23/05/2013 17:29 - Saúde
Radioagência
Ministério da Saúde quer ouvir municípios antes de definir piso para médicos
O Ministério da Saúde não quer opinar agora sobre a fixação de um piso salarial nacional de R$ 9 mil para os médicos, sem antes ouvir estados e municípios. O valor mínimo de vencimento para a categoria está estabelecido em um projeto de lei, que foi debatido nesta quinta-feira na Comissão de Trabalho da Câmara. De acordo com o texto, o piso seria corrigido anualmente com base na inflação medida pelo INPC, o Índice Nacional de Preços ao Consumidor. A proposta já tem parecer favorável da relatora, deputada Flávia Morais, do PDT de Goiás.
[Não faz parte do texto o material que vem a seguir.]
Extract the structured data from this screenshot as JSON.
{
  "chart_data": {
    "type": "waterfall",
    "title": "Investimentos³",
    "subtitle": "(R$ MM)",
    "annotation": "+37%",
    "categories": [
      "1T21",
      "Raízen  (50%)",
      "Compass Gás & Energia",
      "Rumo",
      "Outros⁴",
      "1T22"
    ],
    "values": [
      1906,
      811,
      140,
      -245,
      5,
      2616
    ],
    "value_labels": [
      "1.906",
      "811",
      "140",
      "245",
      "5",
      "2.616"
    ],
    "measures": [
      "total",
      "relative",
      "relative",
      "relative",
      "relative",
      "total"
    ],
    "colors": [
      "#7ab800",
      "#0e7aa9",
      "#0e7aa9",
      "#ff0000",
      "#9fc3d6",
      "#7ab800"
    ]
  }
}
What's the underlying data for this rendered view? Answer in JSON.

Mas a própria autora pediu a realização do debate para ouvir as partes envolvidas.
“Existe um temor grande, principalmente dos municípios, quando se cria piso, do repasse de recursos para o cumprimento desse piso. Eu acredito que na categoria especificamente dos médicos essa questão é diferenciada porque hoje, pela falta de médicos que temos nos municípios, principalmente no interior, o valor que se paga para o médico é até muito maior do que esse piso."
A representante do ministério, Miraci Astun, lembrou que o Sistema Único de Saúde envolve todos os entes da federação, daí a necessidade de se chegar a uma posição de consenso. Ela considera necessário ainda ouvir os setores complementares, como as entidades filantrópicas e privadas. Segundo Miraci, é preciso levar em consideração vários aspectos, como o cumprimento da Lei de Responsabilidade Fiscal, a autonomia dos entes federados, a arrecadação dos municípios e o fato de que a área médica envolve também outras categorias profissionais.
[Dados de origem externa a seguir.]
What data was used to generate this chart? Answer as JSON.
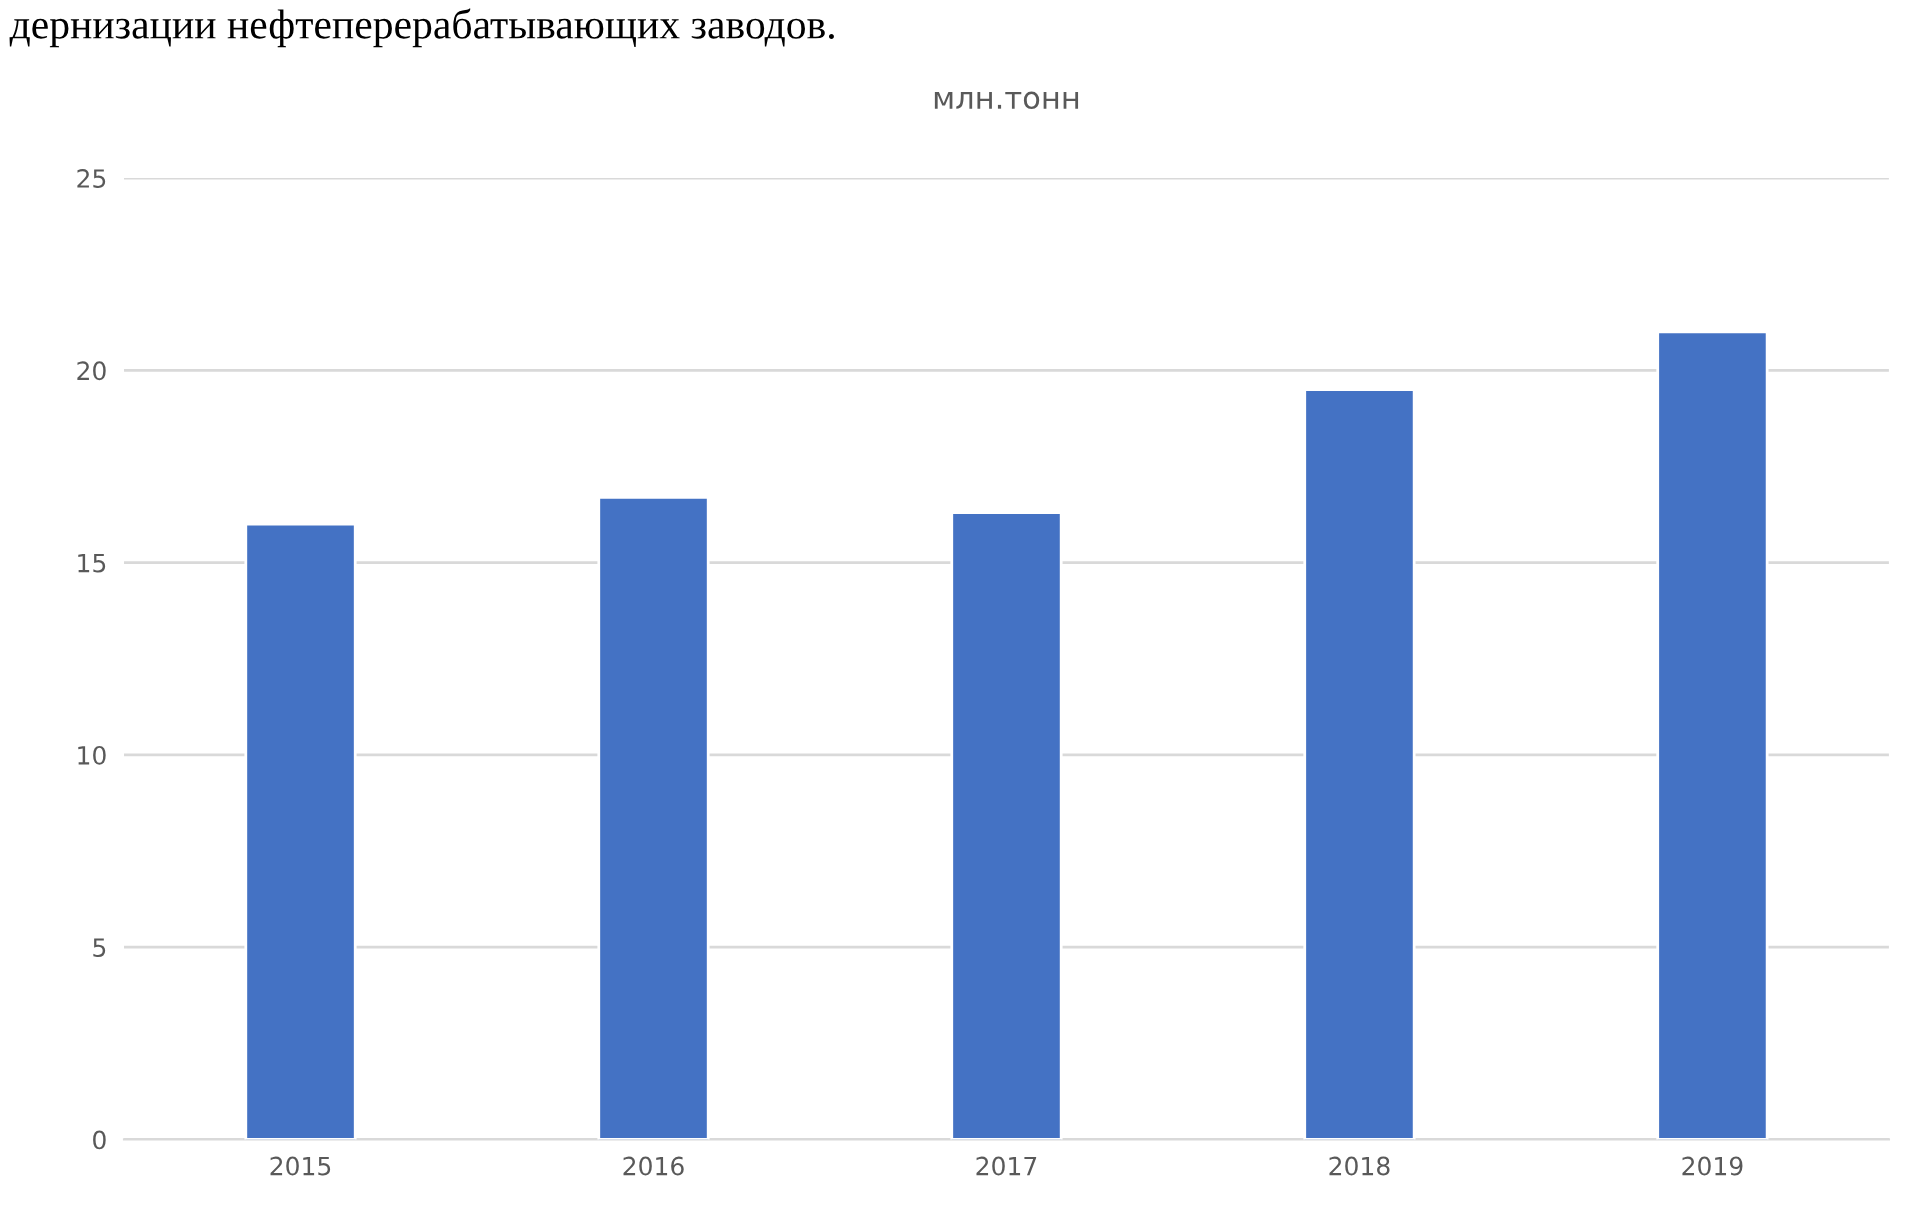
{
  "chart_data": {
    "type": "bar",
    "title": "млн.тонн",
    "categories": [
      "2015",
      "2016",
      "2017",
      "2018",
      "2019"
    ],
    "values": [
      16.0,
      16.7,
      16.3,
      19.5,
      21.0
    ],
    "color": "#4472c4",
    "ylim": [
      0,
      25
    ],
    "yticks": [
      0,
      5,
      10,
      15,
      20,
      25
    ],
    "grid": "y",
    "annotations": [
      "дернизации нефтеперерабатывающих заводов."
    ]
  }
}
"Se um piso dessa natureza for para dedicação exclusiva, até acho que seja possível, mas precisa ficar bem claro se é isso mesmo, se é para dedicação exclusiva esse piso. Inclusive, é um dos questionamentos que nós vamos fazer no estudo."
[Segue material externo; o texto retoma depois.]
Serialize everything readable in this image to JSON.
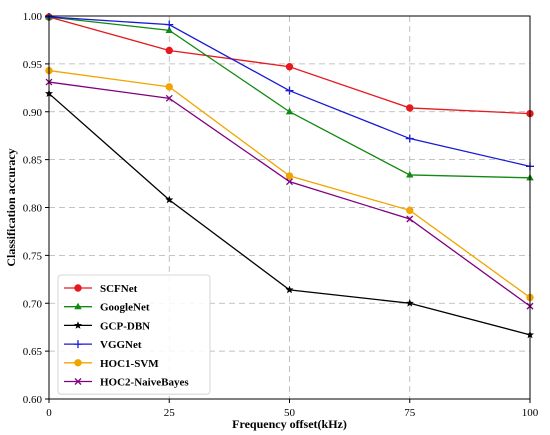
{
  "chart_data": {
    "type": "line",
    "xlabel": "Frequency offset(kHz)",
    "ylabel": "Classification accuracy",
    "x": [
      0,
      25,
      50,
      75,
      100
    ],
    "xticks": [
      "0",
      "25",
      "50",
      "75",
      "100"
    ],
    "xlim": [
      0,
      100
    ],
    "yticks": [
      "0.60",
      "0.65",
      "0.70",
      "0.75",
      "0.80",
      "0.85",
      "0.90",
      "0.95",
      "1.00"
    ],
    "ylim": [
      0.6,
      1.0
    ],
    "grid": true,
    "legend_position": "bottom-left",
    "series": [
      {
        "name": "SCFNet",
        "color": "#e6191e",
        "marker": "circle",
        "values": [
          0.999,
          0.964,
          0.947,
          0.904,
          0.898
        ]
      },
      {
        "name": "GoogleNet",
        "color": "#118a11",
        "marker": "triangle",
        "values": [
          0.999,
          0.985,
          0.9,
          0.834,
          0.831
        ]
      },
      {
        "name": "GCP-DBN",
        "color": "#000000",
        "marker": "star",
        "values": [
          0.919,
          0.808,
          0.714,
          0.7,
          0.667
        ]
      },
      {
        "name": "VGGNet",
        "color": "#1a1ad6",
        "marker": "plus",
        "values": [
          0.999,
          0.991,
          0.922,
          0.872,
          0.843
        ]
      },
      {
        "name": "HOC1-SVM",
        "color": "#f0a500",
        "marker": "circle",
        "values": [
          0.943,
          0.926,
          0.833,
          0.797,
          0.706
        ]
      },
      {
        "name": "HOC2-NaiveBayes",
        "color": "#800080",
        "marker": "x",
        "values": [
          0.931,
          0.914,
          0.827,
          0.788,
          0.697
        ]
      }
    ]
  }
}
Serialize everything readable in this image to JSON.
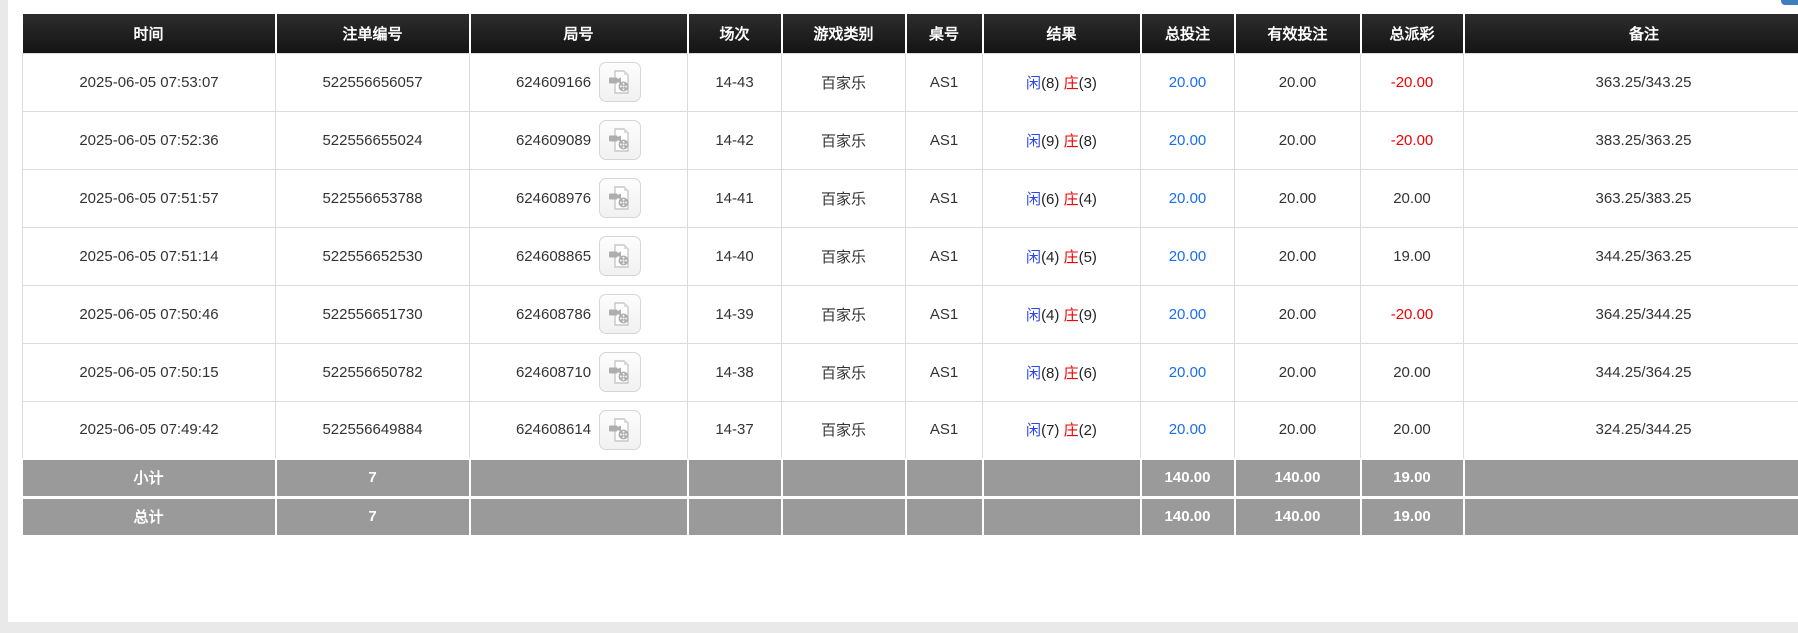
{
  "colors": {
    "header_bg": "#1c1c1c",
    "summary_bg": "#9a9a9a",
    "player_blue": "#2946ef",
    "banker_red": "#f20000",
    "negative_red": "#f20000",
    "bet_link_blue": "#1a6df2",
    "corner_button_blue": "#3e7fc1"
  },
  "table": {
    "headers": [
      "时间",
      "注单编号",
      "局号",
      "场次",
      "游戏类别",
      "桌号",
      "结果",
      "总投注",
      "有效投注",
      "总派彩",
      "备注"
    ],
    "rows": [
      {
        "time": "2025-06-05 07:53:07",
        "bet_id": "522556656057",
        "round_id": "624609166",
        "session": "14-43",
        "game_type": "百家乐",
        "table_no": "AS1",
        "result": {
          "player_label": "闲",
          "player_score": "(8)",
          "banker_label": "庄",
          "banker_score": "(3)"
        },
        "total_bet": "20.00",
        "valid_bet": "20.00",
        "payout": "-20.00",
        "payout_negative": true,
        "remark": "363.25/343.25"
      },
      {
        "time": "2025-06-05 07:52:36",
        "bet_id": "522556655024",
        "round_id": "624609089",
        "session": "14-42",
        "game_type": "百家乐",
        "table_no": "AS1",
        "result": {
          "player_label": "闲",
          "player_score": "(9)",
          "banker_label": "庄",
          "banker_score": "(8)"
        },
        "total_bet": "20.00",
        "valid_bet": "20.00",
        "payout": "-20.00",
        "payout_negative": true,
        "remark": "383.25/363.25"
      },
      {
        "time": "2025-06-05 07:51:57",
        "bet_id": "522556653788",
        "round_id": "624608976",
        "session": "14-41",
        "game_type": "百家乐",
        "table_no": "AS1",
        "result": {
          "player_label": "闲",
          "player_score": "(6)",
          "banker_label": "庄",
          "banker_score": "(4)"
        },
        "total_bet": "20.00",
        "valid_bet": "20.00",
        "payout": "20.00",
        "payout_negative": false,
        "remark": "363.25/383.25"
      },
      {
        "time": "2025-06-05 07:51:14",
        "bet_id": "522556652530",
        "round_id": "624608865",
        "session": "14-40",
        "game_type": "百家乐",
        "table_no": "AS1",
        "result": {
          "player_label": "闲",
          "player_score": "(4)",
          "banker_label": "庄",
          "banker_score": "(5)"
        },
        "total_bet": "20.00",
        "valid_bet": "20.00",
        "payout": "19.00",
        "payout_negative": false,
        "remark": "344.25/363.25"
      },
      {
        "time": "2025-06-05 07:50:46",
        "bet_id": "522556651730",
        "round_id": "624608786",
        "session": "14-39",
        "game_type": "百家乐",
        "table_no": "AS1",
        "result": {
          "player_label": "闲",
          "player_score": "(4)",
          "banker_label": "庄",
          "banker_score": "(9)"
        },
        "total_bet": "20.00",
        "valid_bet": "20.00",
        "payout": "-20.00",
        "payout_negative": true,
        "remark": "364.25/344.25"
      },
      {
        "time": "2025-06-05 07:50:15",
        "bet_id": "522556650782",
        "round_id": "624608710",
        "session": "14-38",
        "game_type": "百家乐",
        "table_no": "AS1",
        "result": {
          "player_label": "闲",
          "player_score": "(8)",
          "banker_label": "庄",
          "banker_score": "(6)"
        },
        "total_bet": "20.00",
        "valid_bet": "20.00",
        "payout": "20.00",
        "payout_negative": false,
        "remark": "344.25/364.25"
      },
      {
        "time": "2025-06-05 07:49:42",
        "bet_id": "522556649884",
        "round_id": "624608614",
        "session": "14-37",
        "game_type": "百家乐",
        "table_no": "AS1",
        "result": {
          "player_label": "闲",
          "player_score": "(7)",
          "banker_label": "庄",
          "banker_score": "(2)"
        },
        "total_bet": "20.00",
        "valid_bet": "20.00",
        "payout": "20.00",
        "payout_negative": false,
        "remark": "324.25/344.25"
      }
    ],
    "subtotal": {
      "label": "小计",
      "count": "7",
      "total_bet": "140.00",
      "valid_bet": "140.00",
      "payout": "19.00",
      "remark": ""
    },
    "grand_total": {
      "label": "总计",
      "count": "7",
      "total_bet": "140.00",
      "valid_bet": "140.00",
      "payout": "19.00",
      "remark": ""
    }
  }
}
Já o diretor da Federação Nacional dos Médicos, Antônio José Pereira dos Santos, fez várias críticas ao governo, entre elas, a de desfinanciar a saúde pública brasileira.
"A mesa nacional do SUS tem 10 anos e vai ter 100 anos, porque ela negocia, negocia, negocia e, ou você aceita o que ele quer enfiar de goela abaixo, ou então não tem negociação. A verdade é essa."
Tanto o representante da Fenam como o do Conselho Federal de Medicina, Alceu Pimentel, mostraram-se favoráveis à fixação do piso salarial, mas disseram que a iniciativa por si só não vai resolver o problema da carência de médicos em algumas regiões do país. Para eles, é preciso garantir também um plano de carreira para a categoria e condições dignas de trabalho. Ambos também defenderam a necessidade de os médicos formados no exterior que eventualmente venham a trabalhar no Brasil se submeterem ao Revalida, o exame nacional de revalidação dos diplomas de medicina.